Burden and Coping Mechanisms of Cerebral Palsy Caregivers: Qualitative Evidence from Western Kenya

Abstract

The purpose of this study was to explore the burden and coping mechanisms of cerebral palsy caregivers in Western Kenya, where the voices of primary caregivers are scarcely documented. Cerebral palsy (CP) is a chronic condition that arises in childhood and is the most common cause of disability globally, with a prevalence rate estimated at 3.6 per 1000 children. Children with CP aged 3 years and above tend to have multiple disabilities; caring for them can lead to considerable burden requiring several coping mechanisms.
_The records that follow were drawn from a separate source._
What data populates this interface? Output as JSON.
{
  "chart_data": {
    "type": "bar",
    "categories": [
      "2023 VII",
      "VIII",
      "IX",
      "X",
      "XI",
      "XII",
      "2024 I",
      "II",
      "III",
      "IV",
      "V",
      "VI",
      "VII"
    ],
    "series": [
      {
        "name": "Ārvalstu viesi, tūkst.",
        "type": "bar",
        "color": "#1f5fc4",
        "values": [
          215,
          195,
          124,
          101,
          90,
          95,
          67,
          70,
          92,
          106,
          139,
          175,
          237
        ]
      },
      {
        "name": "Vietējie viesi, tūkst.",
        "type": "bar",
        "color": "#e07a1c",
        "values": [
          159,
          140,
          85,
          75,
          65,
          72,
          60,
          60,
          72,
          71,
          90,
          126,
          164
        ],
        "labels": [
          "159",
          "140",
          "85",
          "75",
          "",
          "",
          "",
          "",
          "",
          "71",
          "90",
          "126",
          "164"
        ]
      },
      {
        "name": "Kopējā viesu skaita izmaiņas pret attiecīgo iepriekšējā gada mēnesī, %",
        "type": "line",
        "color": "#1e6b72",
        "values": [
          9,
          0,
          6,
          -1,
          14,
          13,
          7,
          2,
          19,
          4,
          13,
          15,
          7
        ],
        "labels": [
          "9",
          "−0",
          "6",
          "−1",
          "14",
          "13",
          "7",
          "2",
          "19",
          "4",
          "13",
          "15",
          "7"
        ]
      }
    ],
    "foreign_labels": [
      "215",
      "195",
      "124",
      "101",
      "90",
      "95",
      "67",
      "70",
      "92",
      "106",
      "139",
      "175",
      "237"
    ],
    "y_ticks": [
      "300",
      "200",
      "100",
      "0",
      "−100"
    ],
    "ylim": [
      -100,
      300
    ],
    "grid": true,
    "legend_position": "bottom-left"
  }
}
This qualitative study explored the burden and coping mechanisms of Cerebral Palsy Caregivers (CPC) through data collected via in-depth interviews with 14 caregivers and focus group discussions with social workers. Purposive convenience sampling was used to select caregivers and social workers from a special school for children with CP in Kakamega County, Kenya. Data was audio-recorded, transcribed, and analysed thematically, with presentation done through verbatim excerpts. Results showed that burdens were financial, psychosocio-cultural and physical, while parents coped through religion, social support groups, medical intervention and self-acceptance. In conclusion, caregivers of children with cerebral palsy face multidimensional burdens that are particularly complex in low- and middle-income settings like Western Kenya. The study recommends awareness creation to communities to positively impact caregiver well-being, with quantitative studies needed to support these findings.